Likewise, if you want a scanner too, but don’t want to pay extra, then you can get a multifunction printer that will carry out a variety of tasks and is suitable for use in the home. However, for an office that produces a high volume of paperwork, you will need something a little more robust that’s purpose designed.

Types of printer

There are 2 main types of printer: impact and non-impact. For the most part, modern, commercial printers fall into the non-impact category; inkjet and laser, these can also make up a part of a multi-function printer, which these days can also be wireless, have the ability to read memory cards and print photos.

Impact printers, such as dot matrix, are rarely used outside of industry these days so we will not be going into much detail on these. As the names suggest, impact printers work by hitting the paper with a print head, whilst non-impact printers don’t touch the paper at all.

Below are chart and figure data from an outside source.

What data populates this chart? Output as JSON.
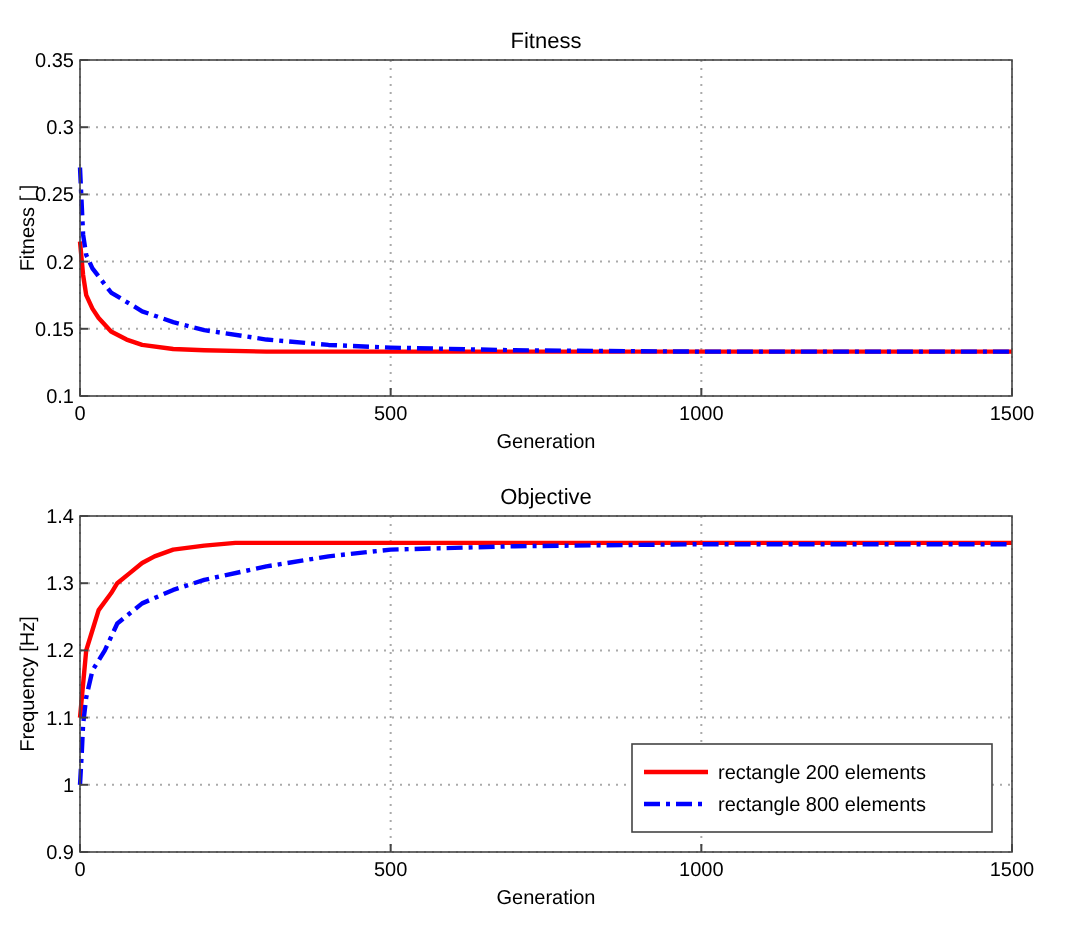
{
  "chart_data": [
    {
      "type": "line",
      "title": "Fitness",
      "xlabel": "Generation",
      "ylabel": "Fitness [ ]",
      "xlim": [
        0,
        1500
      ],
      "xticks": [
        0,
        500,
        1000,
        1500
      ],
      "ylim": [
        0.1,
        0.35
      ],
      "yticks": [
        0.1,
        0.15,
        0.2,
        0.25,
        0.3,
        0.35
      ],
      "grid": true,
      "legend": false,
      "series": [
        {
          "color": "#ff0000",
          "line_style": "solid",
          "x": [
            0,
            5,
            10,
            20,
            30,
            50,
            75,
            100,
            150,
            200,
            300,
            500,
            1500
          ],
          "values": [
            0.215,
            0.19,
            0.175,
            0.165,
            0.158,
            0.148,
            0.142,
            0.138,
            0.135,
            0.134,
            0.133,
            0.133,
            0.133
          ]
        },
        {
          "color": "#0000ff",
          "line_style": "dashdot",
          "x": [
            0,
            3,
            5,
            10,
            20,
            50,
            100,
            150,
            200,
            300,
            400,
            500,
            700,
            1000,
            1500
          ],
          "values": [
            0.27,
            0.24,
            0.22,
            0.205,
            0.195,
            0.177,
            0.163,
            0.155,
            0.149,
            0.142,
            0.138,
            0.136,
            0.134,
            0.133,
            0.133
          ]
        }
      ]
    },
    {
      "type": "line",
      "title": "Objective",
      "xlabel": "Generation",
      "ylabel": "Frequency [Hz]",
      "xlim": [
        0,
        1500
      ],
      "xticks": [
        0,
        500,
        1000,
        1500
      ],
      "ylim": [
        0.9,
        1.4
      ],
      "yticks": [
        0.9,
        1,
        1.1,
        1.2,
        1.3,
        1.4
      ],
      "grid": true,
      "legend": "bottom right",
      "series": [
        {
          "name": "rectangle 200 elements",
          "color": "#ff0000",
          "line_style": "solid",
          "x": [
            0,
            5,
            10,
            20,
            30,
            50,
            60,
            80,
            100,
            120,
            150,
            200,
            250,
            1500
          ],
          "values": [
            1.1,
            1.15,
            1.2,
            1.23,
            1.26,
            1.285,
            1.3,
            1.315,
            1.33,
            1.34,
            1.35,
            1.356,
            1.36,
            1.36
          ]
        },
        {
          "name": "rectangle 800 elements",
          "color": "#0000ff",
          "line_style": "dashdot",
          "x": [
            0,
            3,
            5,
            10,
            20,
            40,
            60,
            100,
            150,
            200,
            300,
            400,
            500,
            700,
            1000,
            1500
          ],
          "values": [
            1.0,
            1.05,
            1.09,
            1.13,
            1.17,
            1.2,
            1.24,
            1.27,
            1.29,
            1.305,
            1.325,
            1.34,
            1.35,
            1.355,
            1.358,
            1.358
          ]
        }
      ]
    }
  ]
}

When shopping for a printer, you may come across other ‘types’, such as deskjet and officejet, but you needn’t worry as these are brand names more than anything else. However, officejets, made by HP, are often more expensive as they are designed for office use and are usually bigger.

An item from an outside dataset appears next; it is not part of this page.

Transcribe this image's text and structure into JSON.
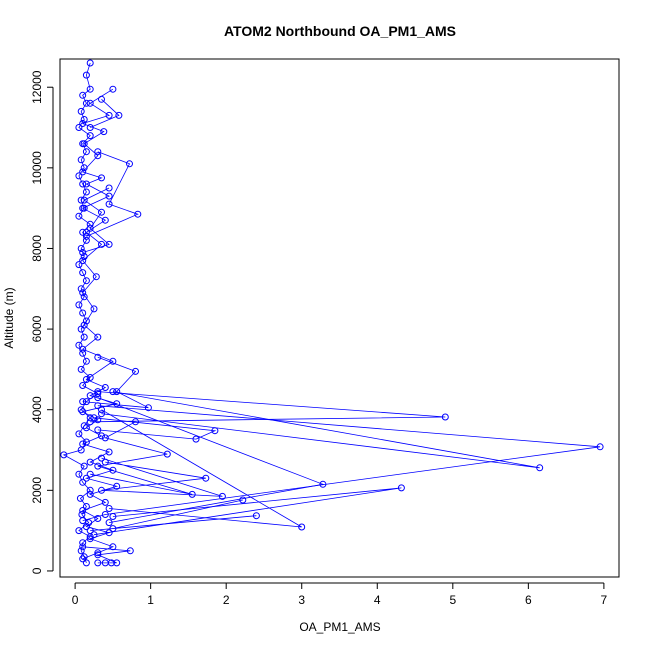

Office machines also stretch to the large multifunction machines that can be found in commercial print shops and libraries. These are usually rented and can carry out numerous functions on various sizes of paper. These functions include: photocopying, high-volume printing, document preparation and so forth and are unlikely to look good in your living room.

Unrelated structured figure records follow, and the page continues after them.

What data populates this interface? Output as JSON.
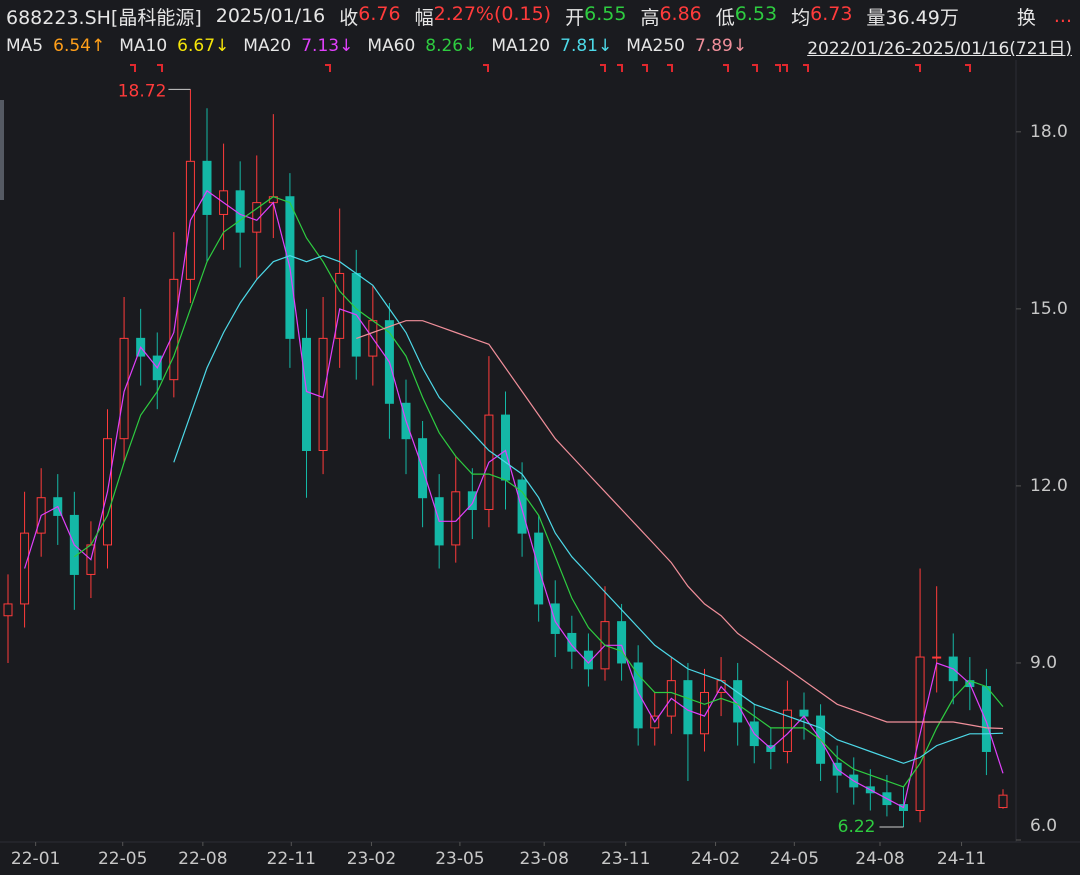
{
  "header": {
    "symbol": "688223.SH[晶科能源]",
    "date": "2025/01/16",
    "quotes": [
      {
        "label": "收",
        "value": "6.76",
        "color": "#ff3b3b"
      },
      {
        "label": "幅",
        "value": "2.27%(0.15)",
        "color": "#ff3b3b"
      },
      {
        "label": "开",
        "value": "6.55",
        "color": "#2ecc40"
      },
      {
        "label": "高",
        "value": "6.86",
        "color": "#ff3b3b"
      },
      {
        "label": "低",
        "value": "6.53",
        "color": "#2ecc40"
      },
      {
        "label": "均",
        "value": "6.73",
        "color": "#ff3b3b"
      },
      {
        "label": "量",
        "value": "36.49万",
        "color": "#e6e6e6"
      }
    ],
    "extra": "换",
    "more": "..."
  },
  "chart_data": {
    "type": "candlestick",
    "date_range": "2022/01/26-2025/01/16(721日)",
    "up_color": "#ff3b3b",
    "down_color": "#14b8a6",
    "max_color": "#ff3b3b",
    "min_color": "#2ecc40",
    "xlim": [
      0,
      720
    ],
    "xticks": [
      {
        "value": 20,
        "label": "22-01"
      },
      {
        "value": 83,
        "label": "22-05"
      },
      {
        "value": 141,
        "label": "22-08"
      },
      {
        "value": 205,
        "label": "22-11"
      },
      {
        "value": 263,
        "label": "23-02"
      },
      {
        "value": 327,
        "label": "23-05"
      },
      {
        "value": 388,
        "label": "23-08"
      },
      {
        "value": 447,
        "label": "23-11"
      },
      {
        "value": 512,
        "label": "24-02"
      },
      {
        "value": 569,
        "label": "24-05"
      },
      {
        "value": 631,
        "label": "24-08"
      },
      {
        "value": 690,
        "label": "24-11"
      }
    ],
    "ylim": [
      6,
      19.2
    ],
    "yticks": [
      {
        "value": 6,
        "label": "6.0"
      },
      {
        "value": 9,
        "label": "9.0"
      },
      {
        "value": 12,
        "label": "12.0"
      },
      {
        "value": 15,
        "label": "15.0"
      },
      {
        "value": 18,
        "label": "18.0"
      }
    ],
    "grid": false,
    "x": [
      0,
      12,
      24,
      36,
      48,
      60,
      72,
      84,
      96,
      108,
      120,
      132,
      144,
      156,
      168,
      180,
      192,
      204,
      216,
      228,
      240,
      252,
      264,
      276,
      288,
      300,
      312,
      324,
      336,
      348,
      360,
      372,
      384,
      396,
      408,
      420,
      432,
      444,
      456,
      468,
      480,
      492,
      504,
      516,
      528,
      540,
      552,
      564,
      576,
      588,
      600,
      612,
      624,
      636,
      648,
      660,
      672,
      684,
      696,
      708,
      720
    ],
    "ohlc": {
      "open": [
        9.8,
        10.0,
        11.2,
        11.8,
        11.5,
        10.5,
        11.0,
        12.8,
        14.5,
        14.2,
        13.8,
        15.5,
        17.5,
        16.6,
        17.0,
        16.3,
        16.8,
        16.9,
        14.5,
        12.6,
        14.5,
        15.6,
        14.2,
        14.8,
        13.4,
        12.8,
        11.8,
        11.0,
        11.9,
        11.6,
        13.2,
        12.1,
        11.2,
        10.0,
        9.5,
        9.2,
        8.9,
        9.7,
        9.0,
        7.9,
        8.1,
        8.7,
        7.8,
        8.5,
        8.7,
        8.0,
        7.6,
        7.5,
        8.2,
        8.1,
        7.3,
        7.1,
        6.9,
        6.8,
        6.6,
        6.5,
        9.1,
        9.1,
        8.7,
        8.6,
        6.55
      ],
      "high": [
        10.5,
        11.9,
        12.3,
        12.2,
        11.9,
        11.4,
        13.3,
        15.2,
        15.0,
        14.6,
        16.3,
        18.72,
        18.4,
        17.8,
        17.5,
        17.6,
        18.3,
        17.3,
        15.0,
        15.2,
        16.7,
        16.0,
        15.4,
        15.1,
        13.8,
        13.1,
        12.2,
        12.5,
        12.3,
        14.2,
        13.6,
        12.4,
        11.5,
        10.4,
        9.8,
        9.5,
        10.3,
        10.0,
        9.3,
        8.5,
        9.1,
        9.0,
        8.9,
        9.1,
        9.0,
        8.3,
        7.9,
        8.7,
        8.5,
        8.3,
        7.6,
        7.4,
        7.2,
        7.1,
        6.9,
        10.6,
        10.3,
        9.5,
        9.1,
        8.9,
        6.86
      ],
      "low": [
        9.0,
        9.6,
        10.8,
        11.0,
        9.9,
        10.1,
        10.6,
        12.4,
        13.7,
        13.3,
        13.5,
        15.1,
        15.8,
        16.0,
        15.7,
        15.5,
        16.2,
        14.0,
        11.8,
        12.2,
        14.0,
        13.8,
        13.7,
        12.8,
        12.2,
        11.3,
        10.6,
        10.7,
        11.1,
        11.3,
        11.6,
        10.8,
        9.7,
        9.1,
        8.9,
        8.6,
        8.7,
        8.7,
        7.6,
        7.6,
        7.8,
        7.0,
        7.5,
        8.1,
        7.6,
        7.3,
        7.2,
        7.3,
        7.7,
        7.0,
        6.8,
        6.6,
        6.5,
        6.4,
        6.22,
        6.3,
        8.5,
        8.3,
        8.2,
        7.1,
        6.53
      ],
      "close": [
        10.0,
        11.2,
        11.8,
        11.5,
        10.5,
        11.0,
        12.8,
        14.5,
        14.2,
        13.8,
        15.5,
        17.5,
        16.6,
        17.0,
        16.3,
        16.8,
        16.9,
        14.5,
        12.6,
        14.5,
        15.6,
        14.2,
        14.8,
        13.4,
        12.8,
        11.8,
        11.0,
        11.9,
        11.6,
        13.2,
        12.1,
        11.2,
        10.0,
        9.5,
        9.2,
        8.9,
        9.7,
        9.0,
        7.9,
        8.1,
        8.7,
        7.8,
        8.5,
        8.7,
        8.0,
        7.6,
        7.5,
        8.2,
        8.1,
        7.3,
        7.1,
        6.9,
        6.8,
        6.6,
        6.5,
        9.1,
        9.1,
        8.7,
        8.6,
        7.5,
        6.76
      ]
    },
    "series": [
      {
        "name": "MA5",
        "label": "6.54↑",
        "color": "#ff9f1a"
      },
      {
        "name": "MA10",
        "label": "6.67↓",
        "color": "#f5e50a"
      },
      {
        "name": "MA20",
        "label": "7.13↓",
        "color": "#e040fb",
        "values": [
          null,
          10.6,
          11.5,
          11.65,
          11.0,
          10.75,
          11.9,
          13.6,
          14.35,
          14.0,
          14.6,
          16.5,
          17.0,
          16.8,
          16.6,
          16.5,
          16.8,
          15.7,
          13.6,
          13.5,
          15.0,
          14.9,
          14.5,
          14.1,
          13.1,
          12.3,
          11.4,
          11.4,
          11.7,
          12.4,
          12.6,
          11.6,
          10.6,
          9.7,
          9.3,
          9.0,
          9.3,
          9.3,
          8.5,
          8.0,
          8.4,
          8.2,
          8.1,
          8.6,
          8.3,
          7.8,
          7.55,
          7.8,
          8.1,
          7.7,
          7.2,
          7.0,
          6.85,
          6.7,
          6.55,
          7.8,
          9.0,
          8.9,
          8.65,
          8.0,
          7.13
        ]
      },
      {
        "name": "MA60",
        "label": "8.26↓",
        "color": "#2ecc40",
        "values": [
          null,
          null,
          null,
          null,
          10.8,
          11.0,
          11.5,
          12.4,
          13.2,
          13.6,
          14.2,
          15.0,
          15.8,
          16.3,
          16.5,
          16.7,
          16.9,
          16.8,
          16.2,
          15.8,
          15.3,
          15.0,
          14.8,
          14.6,
          14.2,
          13.5,
          12.9,
          12.5,
          12.2,
          12.2,
          12.1,
          11.9,
          11.5,
          10.8,
          10.1,
          9.6,
          9.3,
          9.2,
          8.8,
          8.5,
          8.5,
          8.4,
          8.3,
          8.4,
          8.3,
          8.1,
          7.9,
          7.9,
          7.9,
          7.7,
          7.4,
          7.2,
          7.1,
          7.0,
          6.9,
          7.3,
          7.9,
          8.4,
          8.7,
          8.6,
          8.26
        ]
      },
      {
        "name": "MA120",
        "label": "7.81↓",
        "color": "#4dd9e8",
        "values": [
          null,
          null,
          null,
          null,
          null,
          null,
          null,
          null,
          null,
          null,
          12.4,
          13.2,
          14.0,
          14.6,
          15.1,
          15.5,
          15.8,
          15.9,
          15.8,
          15.9,
          15.8,
          15.6,
          15.4,
          15.0,
          14.6,
          14.0,
          13.5,
          13.2,
          12.9,
          12.6,
          12.4,
          12.2,
          11.8,
          11.2,
          10.8,
          10.5,
          10.2,
          9.9,
          9.6,
          9.3,
          9.1,
          8.9,
          8.8,
          8.7,
          8.5,
          8.3,
          8.2,
          8.1,
          8.0,
          7.9,
          7.7,
          7.6,
          7.5,
          7.4,
          7.3,
          7.4,
          7.6,
          7.7,
          7.8,
          7.8,
          7.81
        ]
      },
      {
        "name": "MA250",
        "label": "7.89↓",
        "color": "#f08f9a",
        "values": [
          null,
          null,
          null,
          null,
          null,
          null,
          null,
          null,
          null,
          null,
          null,
          null,
          null,
          null,
          null,
          null,
          null,
          null,
          null,
          null,
          null,
          14.5,
          14.6,
          14.7,
          14.8,
          14.8,
          14.7,
          14.6,
          14.5,
          14.4,
          14.0,
          13.6,
          13.2,
          12.8,
          12.5,
          12.2,
          11.9,
          11.6,
          11.3,
          11.0,
          10.7,
          10.3,
          10.0,
          9.8,
          9.5,
          9.3,
          9.1,
          8.9,
          8.7,
          8.5,
          8.3,
          8.2,
          8.1,
          8.0,
          8.0,
          8.0,
          8.0,
          8.0,
          7.95,
          7.9,
          7.89
        ]
      }
    ]
  }
}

Wireless printers can be inkjet or laser and allow you to connect your computer(s) wirelessly. These have become much more popular since people began using Wi-Fi in the home.

Network printers are business machines which are connected to the office network so that everyone in the building who is connected to the same network can use it.

Which printer should you buy?

As mentioned above, this will depend heavily on what you’re going to use it for. Laser printers are great if you produce a fair amount of paperwork and they have reduced significantly in price over the past few years.

Whilst it used to be the case that you wouldn’t get much change out of £1000 for a laser printer, these days, full colour lasers can be found for less than £100. However, if you want to print out a lot of high quality photos, then a laser isn’t for you as inkjets produce clearer images due to the way the ink ‘sits’ on the paper, rather than being ‘burnt’ onto the paper like a laser.

People who produce a lot of documentation often go for a black and white laser printers to keep costs down, as replacement toners are expensive. However, they do last significantly longer than inkjet cartridges, which is why they are a good idea for those producing a lot of documents.

Printer to buy checklist:

  • Do you need colour
  • Will you be printing your own photos
  • Do you expect to print documents more than a couple of times a day
  • Do you need a scanner
  • Wireless or wired – do you have a laptop or a static computer in one room – what other devices do you have that might use a wireless printer (smartphone, tablet)
  • Do you need card-reading capability

For home use, multifunction printers are very popular and these can be found in both laser and inkjet models, so decide if this is for you first. However, bear in mind that a laser multifunction is likely to set you back a lot more than an inkjet.

If you have to have colour and don’t have a great deal of money to spend, then an inkjet is your best bet. Some of these can be found for as little as £25, but you will of course get what you pay for.

It’s worth asking when shopping for printers if they have disposable or fixed print heads too. This is because a fixed print head can be more expensive to replace than the initial cost of the printer, should they fail.

It’s also worth looking at which inkjets perform best on ink, as cartridge prices can soon add up if it goes through a lot and choosing a printer because it’s cheap could be a false economy.

For home use, especially in these days of connected devices, it’s a good bet to go for a quality multifunction printer, as this is likely to do everything you need. You don’t tend to see many stand-alone scanners anymore and since fax is also dying quite rapidly, buying a multifunction will ensure that you have everything you need, especially if it’s wireless too.

This will mean that you have the option of scanning, printing in black and white or colour, printing photos, connecting without wires and everything you could possibly need for the basic home office.

If speed is important to you and you are going to produce a lot of work, then a laser multifunction will do the trick, although you will pay more. It’s worth looking into the cost of toner cartridges too as some of the low-end laser printers will need these replacing quite quickly.

There’s no mystery to choosing a printer, it just so happens that there are an awful lot on the market, making for confusion around which is best. However, there are so many models that it’s difficult to pick out any one of them and say ‘this is the best’ as so many of them are on a par.

The best thing to do is read reviews, check out cartridge prices, think about how you will use it and then go shopping!